Ursula Dähler ist musikalisch und sportlich und seit ihrer Island-Rundreise vor 10 Jahren im Einfachen angekommen. «Ich nehme die urbane Natur viel bewusster wahr und setze mich vermehrt für die Umwelt sowie die noch verfügbaren Ressourcen ein», sagt die 1952 in Zürich Geborene und Aufgewachsene. Bereits als Kind hatte sie eine Leidenschaft zu medizinischen Dingen. Und so lag es auf der Hand, dass sie nach der Schule eine Ausbildung zur Pharma-Assistentin in Angriff nahm. Danach arbeitete sie – mit zwischenzeitlichen Sprachaufenthalten in Italien, England sowie der Westschweiz – noch fünf Jahre in ihrem Lehrberuf.

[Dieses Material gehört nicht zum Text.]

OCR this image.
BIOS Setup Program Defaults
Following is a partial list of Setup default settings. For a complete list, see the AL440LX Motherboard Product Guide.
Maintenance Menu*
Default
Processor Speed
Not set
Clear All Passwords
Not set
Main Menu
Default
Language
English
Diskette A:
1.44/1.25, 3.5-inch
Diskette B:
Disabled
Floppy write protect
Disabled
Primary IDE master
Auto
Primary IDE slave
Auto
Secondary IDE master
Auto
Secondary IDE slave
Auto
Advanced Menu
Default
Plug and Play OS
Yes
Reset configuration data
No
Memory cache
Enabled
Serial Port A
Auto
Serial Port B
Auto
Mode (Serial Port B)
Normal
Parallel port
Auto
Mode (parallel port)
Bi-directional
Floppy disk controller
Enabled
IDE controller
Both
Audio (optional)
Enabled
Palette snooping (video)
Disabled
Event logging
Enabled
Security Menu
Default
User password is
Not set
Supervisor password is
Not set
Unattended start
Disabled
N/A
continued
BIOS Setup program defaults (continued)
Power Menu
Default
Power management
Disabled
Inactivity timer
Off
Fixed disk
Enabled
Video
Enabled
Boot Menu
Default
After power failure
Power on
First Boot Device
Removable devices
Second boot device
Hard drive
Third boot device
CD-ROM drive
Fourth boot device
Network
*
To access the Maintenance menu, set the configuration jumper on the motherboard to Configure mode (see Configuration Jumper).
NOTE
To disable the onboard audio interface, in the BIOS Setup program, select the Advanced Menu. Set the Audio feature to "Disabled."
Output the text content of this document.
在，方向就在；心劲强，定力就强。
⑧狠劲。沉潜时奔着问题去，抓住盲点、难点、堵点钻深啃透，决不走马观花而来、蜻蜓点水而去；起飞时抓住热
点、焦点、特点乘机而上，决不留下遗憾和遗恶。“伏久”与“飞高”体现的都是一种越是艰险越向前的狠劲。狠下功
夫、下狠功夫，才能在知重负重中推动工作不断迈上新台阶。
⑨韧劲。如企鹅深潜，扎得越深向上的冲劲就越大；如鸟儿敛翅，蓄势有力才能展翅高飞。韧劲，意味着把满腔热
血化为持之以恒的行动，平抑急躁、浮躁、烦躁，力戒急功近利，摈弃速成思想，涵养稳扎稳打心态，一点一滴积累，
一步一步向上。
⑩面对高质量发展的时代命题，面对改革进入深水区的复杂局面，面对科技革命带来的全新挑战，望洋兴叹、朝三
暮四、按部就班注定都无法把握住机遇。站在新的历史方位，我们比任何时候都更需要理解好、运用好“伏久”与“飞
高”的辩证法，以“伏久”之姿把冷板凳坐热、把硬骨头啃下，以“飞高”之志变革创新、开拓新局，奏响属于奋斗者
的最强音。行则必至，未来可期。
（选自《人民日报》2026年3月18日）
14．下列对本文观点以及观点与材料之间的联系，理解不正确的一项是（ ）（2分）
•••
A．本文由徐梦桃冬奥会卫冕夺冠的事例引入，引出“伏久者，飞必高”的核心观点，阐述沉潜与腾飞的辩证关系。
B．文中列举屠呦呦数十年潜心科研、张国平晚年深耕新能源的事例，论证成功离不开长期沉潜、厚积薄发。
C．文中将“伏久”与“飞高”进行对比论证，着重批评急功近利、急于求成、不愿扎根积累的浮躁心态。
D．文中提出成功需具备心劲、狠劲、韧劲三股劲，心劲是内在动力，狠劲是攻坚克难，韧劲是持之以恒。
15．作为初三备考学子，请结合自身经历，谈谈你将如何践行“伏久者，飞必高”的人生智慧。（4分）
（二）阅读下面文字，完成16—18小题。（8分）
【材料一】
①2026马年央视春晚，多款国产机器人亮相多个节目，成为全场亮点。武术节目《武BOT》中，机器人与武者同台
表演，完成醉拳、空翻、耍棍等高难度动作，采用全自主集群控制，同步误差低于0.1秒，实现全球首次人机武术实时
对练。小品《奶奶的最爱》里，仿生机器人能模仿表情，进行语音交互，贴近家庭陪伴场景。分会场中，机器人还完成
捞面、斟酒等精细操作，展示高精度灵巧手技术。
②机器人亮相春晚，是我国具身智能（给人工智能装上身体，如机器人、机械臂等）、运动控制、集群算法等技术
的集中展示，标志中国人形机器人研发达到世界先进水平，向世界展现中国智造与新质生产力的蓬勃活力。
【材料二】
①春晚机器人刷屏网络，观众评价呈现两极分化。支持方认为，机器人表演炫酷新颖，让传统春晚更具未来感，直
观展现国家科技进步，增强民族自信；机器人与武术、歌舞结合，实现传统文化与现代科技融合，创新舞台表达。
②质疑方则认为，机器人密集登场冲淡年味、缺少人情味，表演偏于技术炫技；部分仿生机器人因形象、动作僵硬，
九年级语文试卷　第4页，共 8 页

Ein wichtiger Begleiter in ihrem Leben war und ist die Musik. «Schon in jungen Jahren habe ich mit dem Gitarren- und Handorgelspielen angefangen, Gesangsstunden genommen und Jazztanz gelernt», sagt Dähler, die vor 42 Jahren zu ihrem heutigen Ehemann Jörg nach Dietikon zog. Als die zwei gemeinsamen Töchter noch in den Kinderschuhen steckten, betätigte sie sich ausschliesslich als Familien-Managerin. Über ihre Kinder kam sie in Kontakt zu verschiedenen sozialen Einrichtungen und engagierte sich unter anderem im Club junger Familien, der später in den Elternverein überging, sowie im Vorstand der Kinderkrippe.

Im Chor gesungen

«Ich habe viele Jahre im Gospel- und Negro-Spiritual-Chor Bergdietikon gesungen und dazu die Leitung des Kinder-Gospel-Chors der katholischen Kirche Dietikon übernommen», sagt Dähler, die ab 1995 wieder ausser Haus zu arbeiten begann und in ihren unterschiedlichen Jobs interessante Einblicke in verschiedenen Branchen gewinnen konnte. Unter anderem in die Immobilienverwaltung, in die Logistik eines Spielwaren-Detaillisten oder ins Marketing eines Gross-Detaillisten.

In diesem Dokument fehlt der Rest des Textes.